Boxshop sell’s only durable, well constructed boxes, in single, double and single walled, each stamped with a Box Certificate detailing information about it, such as, Edge Crush Test, Size Limit and Gross Weight. Many companies sell inferior boxes without the Box Certificate which cannot stand up to the rigors of moving , packing and storage which quickly fall apart upon usage.
Edge Crush Test
The edge crush test is a laboratory test method that is used to measure the cross-direction crushing of a sample of corrugated board. It gives information on the ability of a particular board construction to resist crushing.
– The limitation of the box in terms of dimensions.
– The total amount of weight the box can withstand.
The strength of a corrugated box starts with its material. A corrugated sheet consists of two major components – linerboard and medium. Linerboard is the flat paper that covers both sides of the sheet and the medium is the “fluted” or arched paper found between both liners. The flute, when anchored to the linerboards with a starched-based adhesive, resists bending and pressure from all directions. When placed vertically on its ends, the flutes form vertical columns, capable of supporting considerable amounts of weight.
Flutes come in five basic heights and shapes – the most common are “B-Flute”(used for die-cut boxes) and “C-Flute (used for RSCs). B-flute is compressed and appears thinner, but don’t be fooled. It is made with more paper to provide stronger side wall protection from blows and punctures. C-flute is taller, with more air space, but offers enhanced stacking strength. For excellent graphic reproduction, consider E-flute.
The amount of virgin pulp fibers and the length of those fibers in a corrugated sheet substantially contribute to box strength. For example, the difference between a 200# test box and a 275# test box is that the latter has more pulp fibers in its corrugated linerboard. The 200# test box is rated to hold up to 65 lbs. of box and contents while the 275# box can hold up to 95 lbs. A 350# test box is rated to hold up to 120 lbs. of box and contents.
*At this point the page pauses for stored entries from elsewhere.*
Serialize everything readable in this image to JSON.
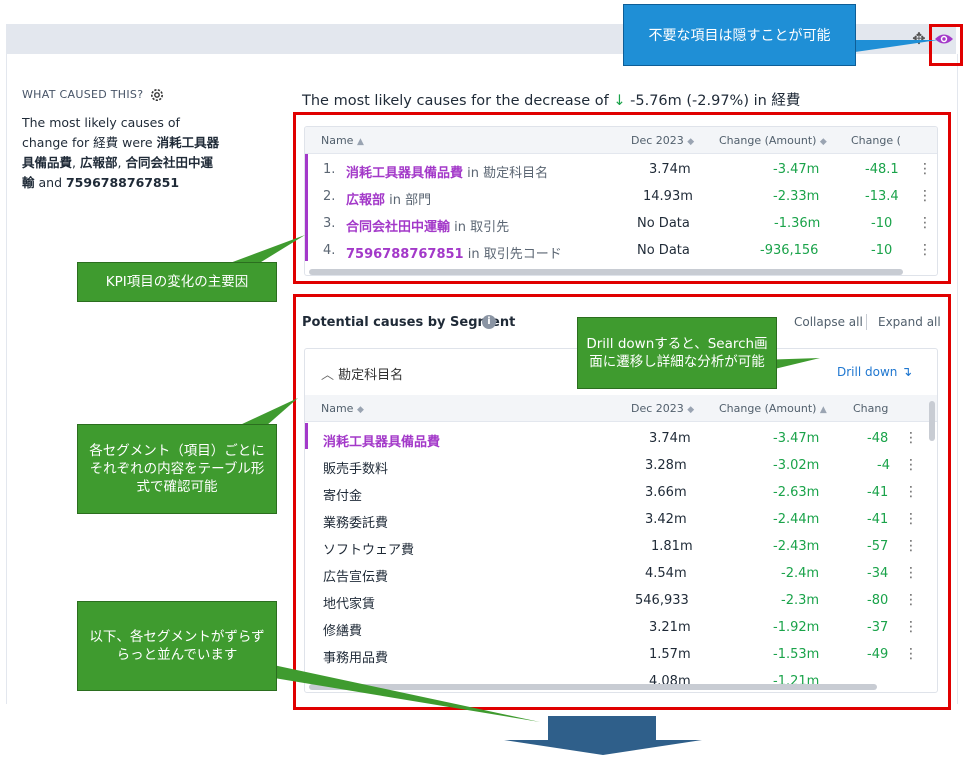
{
  "toolbar": {
    "move_icon": "move-icon",
    "eye_icon": "eye-icon"
  },
  "left": {
    "what_caused_label": "WHAT CAUSED THIS?",
    "summary_parts": {
      "p1": "The most likely causes of change for 経費 were ",
      "c1": "消耗工具器具備品費",
      "sep1": ", ",
      "c2": "広報部",
      "sep2": ", ",
      "c3": "合同会社田中運輸",
      "and": " and ",
      "c4": "7596788767851"
    }
  },
  "headline": {
    "prefix": "The most likely causes for the decrease of ",
    "arrow": "↓",
    "value": " -5.76m (-2.97%) in 経費"
  },
  "top_table": {
    "columns": [
      "Name",
      "Dec 2023",
      "Change (Amount)",
      "Change ("
    ],
    "rows": [
      {
        "idx": "1.",
        "name": "消耗工具器具備品費",
        "in": "in 勘定科目名",
        "dec": "3.74m",
        "amount": "-3.47m",
        "pct": "-48.1"
      },
      {
        "idx": "2.",
        "name": "広報部",
        "in": "in 部門",
        "dec": "14.93m",
        "amount": "-2.33m",
        "pct": "-13.4"
      },
      {
        "idx": "3.",
        "name": "合同会社田中運輸",
        "in": "in 取引先",
        "dec": "No Data",
        "amount": "-1.36m",
        "pct": "-10"
      },
      {
        "idx": "4.",
        "name": "7596788767851",
        "in": "in 取引先コード",
        "dec": "No Data",
        "amount": "-936,156",
        "pct": "-10"
      }
    ]
  },
  "segments": {
    "title": "Potential causes by Segment",
    "collapse_all": "Collapse all",
    "expand_all": "Expand all",
    "group": {
      "title": "勘定科目名",
      "drill_down": "Drill down",
      "columns": [
        "Name",
        "Dec 2023",
        "Change (Amount)",
        "Chang"
      ],
      "rows": [
        {
          "name": "消耗工具器具備品費",
          "dec": "3.74m",
          "amount": "-3.47m",
          "pct": "-48"
        },
        {
          "name": "販売手数料",
          "dec": "3.28m",
          "amount": "-3.02m",
          "pct": "-4"
        },
        {
          "name": "寄付金",
          "dec": "3.66m",
          "amount": "-2.63m",
          "pct": "-41"
        },
        {
          "name": "業務委託費",
          "dec": "3.42m",
          "amount": "-2.44m",
          "pct": "-41"
        },
        {
          "name": "ソフトウェア費",
          "dec": "1.81m",
          "amount": "-2.43m",
          "pct": "-57"
        },
        {
          "name": "広告宣伝費",
          "dec": "4.54m",
          "amount": "-2.4m",
          "pct": "-34"
        },
        {
          "name": "地代家賃",
          "dec": "546,933",
          "amount": "-2.3m",
          "pct": "-80"
        },
        {
          "name": "修繕費",
          "dec": "3.21m",
          "amount": "-1.92m",
          "pct": "-37"
        },
        {
          "name": "事務用品費",
          "dec": "1.57m",
          "amount": "-1.53m",
          "pct": "-49"
        },
        {
          "name": "",
          "dec": "4.08m",
          "amount": "-1.21m",
          "pct": ""
        }
      ]
    }
  },
  "annotations": {
    "hide": "不要な項目は隠すことが可能",
    "kpi": "KPI項目の変化の主要因",
    "drill": "Drill downすると、Search画面に遷移し詳細な分析が可能",
    "segment": "各セグメント（項目）ごとにそれぞれの内容をテーブル形式で確認可能",
    "more": "以下、各セグメントがずらずらっと並んでいます"
  },
  "colors": {
    "accent": "#a339c9",
    "positive": "#1aa34a",
    "annotation": "#3f9b2f",
    "highlight": "#e00000"
  }
}
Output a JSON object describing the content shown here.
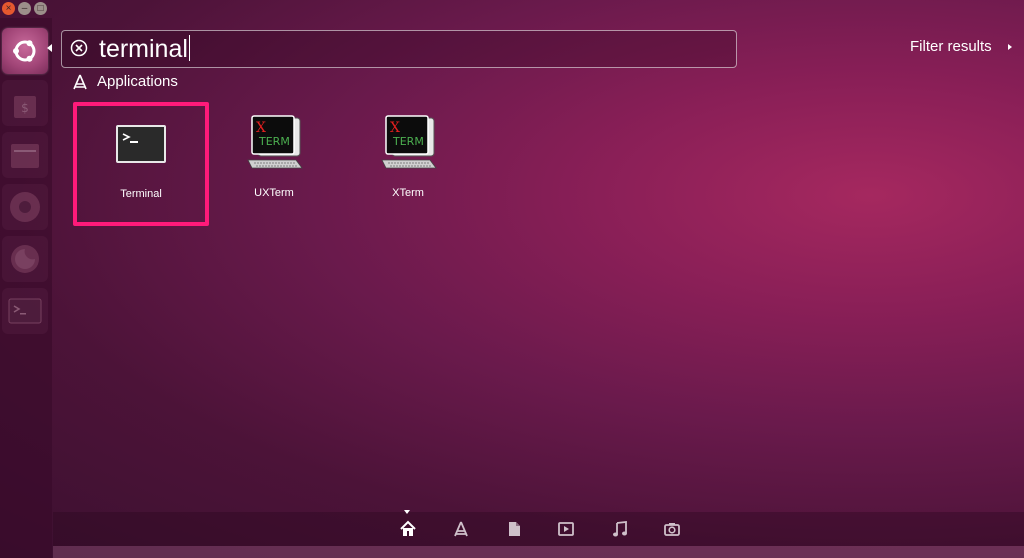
{
  "window_controls": {
    "close_glyph": "×",
    "minimize_glyph": "–",
    "maximize_glyph": "□"
  },
  "launcher": {
    "items": [
      {
        "name": "dash-home",
        "icon": "ubuntu-logo-icon",
        "state": "active"
      },
      {
        "name": "software-center",
        "icon": "shopping-bag-icon",
        "state": "dim"
      },
      {
        "name": "files",
        "icon": "file-cabinet-icon",
        "state": "dim"
      },
      {
        "name": "chromium",
        "icon": "chromium-icon",
        "state": "dim"
      },
      {
        "name": "firefox",
        "icon": "firefox-icon",
        "state": "dim"
      },
      {
        "name": "terminal",
        "icon": "terminal-icon",
        "state": "dim"
      }
    ]
  },
  "search": {
    "value": "terminal",
    "clear_icon": "clear-circle-icon"
  },
  "filter": {
    "label": "Filter results"
  },
  "category": {
    "title": "Applications",
    "icon": "applications-icon"
  },
  "apps": [
    {
      "label": "Terminal",
      "icon": "terminal-icon",
      "highlighted": true
    },
    {
      "label": "UXTerm",
      "icon": "xterm-icon",
      "highlighted": false
    },
    {
      "label": "XTerm",
      "icon": "xterm-icon",
      "highlighted": false
    }
  ],
  "xterm_icon_text": {
    "x": "X",
    "term": "TERM"
  },
  "colors": {
    "highlight_border": "#ff1a7a",
    "background": "#6a1a4c",
    "xterm_x": "#e02020"
  },
  "lenses": [
    {
      "name": "home",
      "icon": "home-icon",
      "active": true
    },
    {
      "name": "applications",
      "icon": "applications-icon",
      "active": false
    },
    {
      "name": "files",
      "icon": "document-icon",
      "active": false
    },
    {
      "name": "video",
      "icon": "video-icon",
      "active": false
    },
    {
      "name": "music",
      "icon": "music-note-icon",
      "active": false
    },
    {
      "name": "photos",
      "icon": "camera-icon",
      "active": false
    }
  ]
}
The following chart shows Bursting Test and Edge Crush Test performance standards of corrugated box liners based on the combined weight of a box and its contents.
The “Manufacturer’s Joint” is where the two ends of the side panels meet to form the box. At that point, the panels are fastened together with tape, staples or glue. This description applies to regular slotted shipping cartons (RSCs). The side panel thickness and content weight determine the type of seal used for the manufacturer’s joint. For example, glue is used for most single wall boxes, but staples are found in some double wall and in most triple wall boxes. In contrast, die-cut boxes are one-piece panels scored and folded together. They do not have a manufacturer’s joint.
When to use a single wall 200# test box – when the box and contents weigh less than 65 lbs. This weight limit works fine for multiple light-weight items in a box or for a masterpack box where individual boxes are packed tightly in organized rows and stacks. If a single heavy item is to be shipped in a single wall, 200# test box, we recommend a weight limit of 45 lbs. or an upgrade to a 275# test single wall box. Simply apply common sense and always err on the conservative side.
With our knowledgeable and friendly staff, we are here to help our valued customers with their packaging needs. Our prompt, friendly service and commitment to customer satisfaction is what has kept Boxshop a leader in the Corrugated Box industry for so many years.